Should we create a Wiki and update it over time on how to get the different features of the Lenovo Thinkpad Yoga 14 (2014 and 2015 editions) to work? Then we can update that over time. Either directly for Ubuntu or simply for all linux distributions.

  • This does not provide an answer to the question. To critique or request clarification from an author, leave a comment below their post - you can always comment on your own posts, and once you have sufficient reputation you will be able to comment on any post. Mar 29, 2015 at 13:11
  • What do you mean "This does not provide an answer to the question" ? I have adjusted the rotation and brightness scripts so that users can make use of this rather essential feature of the Lenovo Thinkpad Yoga 14. As noted in the previous answer, rotation was one of the missing features. Mar 29, 2015 at 16:29
  • Your answer would be much improved if you would edit it to cover all aspects of the question. This may be why @DavidFoerster flagged it as a non-answer (although that's only a theory and I can't speak for him.)
    – Elder Geek
    Mar 29, 2015 at 17:01
  • Well, my answer only provides answers for the parts not already covered by the above answer. Due to the way you guys have chosen to block commenting on existing posts, I am not able to create a comment on the above answer, but rather have to create this new answer. I don't know why you would do that, but this is apparently how you choose to do it. Mar 29, 2015 at 17:40
  • We do it to battle spam. If you invest time in this community you will gain the required points to comment on answers. Mar 29, 2015 at 17:48

There is some issue with the internal keyboard and newer kernel versions and the Lenovo Thinkpad Yoga S3 (spring 2015).
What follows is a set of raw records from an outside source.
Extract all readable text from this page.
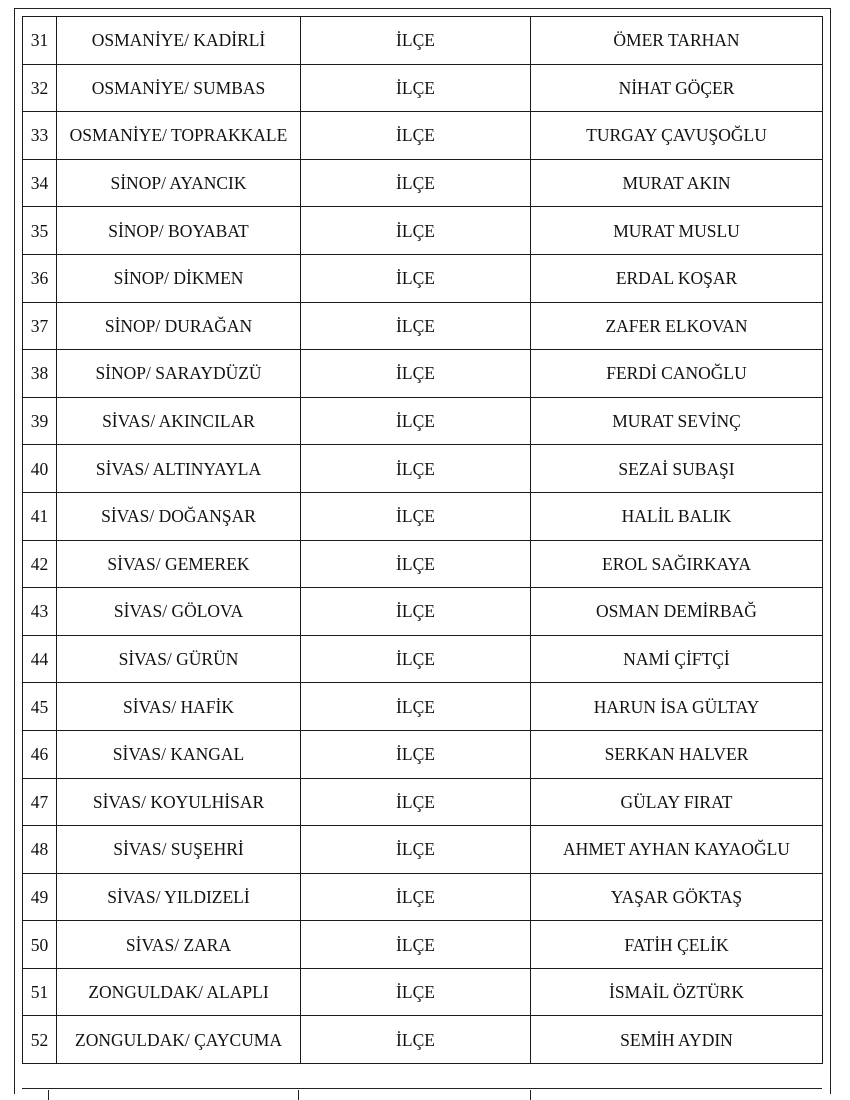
31	OSMANİYE/ KADİRLİ	İLÇE	ÖMER TARHAN
32	OSMANİYE/ SUMBAS	İLÇE	NİHAT GÖÇER
33	OSMANİYE/ TOPRAKKALE	İLÇE	TURGAY ÇAVUŞOĞLU
34	SİNOP/ AYANCIK	İLÇE	MURAT AKIN
35	SİNOP/ BOYABAT	İLÇE	MURAT MUSLU
36	SİNOP/ DİKMEN	İLÇE	ERDAL KOŞAR
37	SİNOP/ DURAĞAN	İLÇE	ZAFER ELKOVAN
38	SİNOP/ SARAYDÜZÜ	İLÇE	FERDİ CANOĞLU
39	SİVAS/ AKINCILAR	İLÇE	MURAT SEVİNÇ
40	SİVAS/ ALTINYAYLA	İLÇE	SEZAİ SUBAŞI
41	SİVAS/ DOĞANŞAR	İLÇE	HALİL BALIK
42	SİVAS/ GEMEREK	İLÇE	EROL SAĞIRKAYA
43	SİVAS/ GÖLOVA	İLÇE	OSMAN DEMİRBAĞ
44	SİVAS/ GÜRÜN	İLÇE	NAMİ ÇİFTÇİ
45	SİVAS/ HAFİK	İLÇE	HARUN İSA GÜLTAY
46	SİVAS/ KANGAL	İLÇE	SERKAN HALVER
47	SİVAS/ KOYULHİSAR	İLÇE	GÜLAY FIRAT
48	SİVAS/ SUŞEHRİ	İLÇE	AHMET AYHAN KAYAOĞLU
49	SİVAS/ YILDIZELİ	İLÇE	YAŞAR GÖKTAŞ
50	SİVAS/ ZARA	İLÇE	FATİH ÇELİK
51	ZONGULDAK/ ALAPLI	İLÇE	İSMAİL ÖZTÜRK
52	ZONGULDAK/ ÇAYCUMA	İLÇE	SEMİH AYDIN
When going into standby, the internal keyboard stops reacting afterward some times. If one tries to reboot, the keyboard will work in the BIOS, but not at the cryptsetup login screen. After logging in to the system with a USB keyboard and booting linux entirely, the keyboard works again (most of the times). The problem is present in kernel 4.0, but only happens once every few months. On kernel 4.2.5, it happens almost every time the computer suspends.

I have not been able to find any other bug report about this. Newer kernel versions are required for some features to work, so this is a major issue.


I have ThinkPad yoga260 with Ubuntu 14.04. Before that I had a Windows 10 with system encryption by TrueCrypt7.1. And I had the same problem with the internal keyboard. Sometimes I could not input password for TrueCrypt bootloader. I needed to plug USB keyboard to input TrueCrypt password and start Windows. In Windows internal keyboard worked normally. And I had this problem not always but quite often. I can't identify the dependence.

So I think that the issue is in the BIOS but not in kernel. Or TrueCrypt 7.1 bootloader uses some parts of Linux kernel. Now I installed Ubuntu 16.04 LTS with all disk encryption and did not notice this yet. Everything is good except touchscreen and stilus.


I am running the yoga 260 with Antergos (Arch) Linux. I have a completely custom setup with Budgie desktop, GDM + gnome-utils etc. Almost everything works out of the box except for a few function keys, accelerometer (screen auto-rotate) and the trackpad doesn't turn off in tablet mode (something I wanna figure out). I was very happy to see how well the Yoga runs linux (even the stylus works!), I just wish it had better tablet-mode support. Overall I would say buy this thing!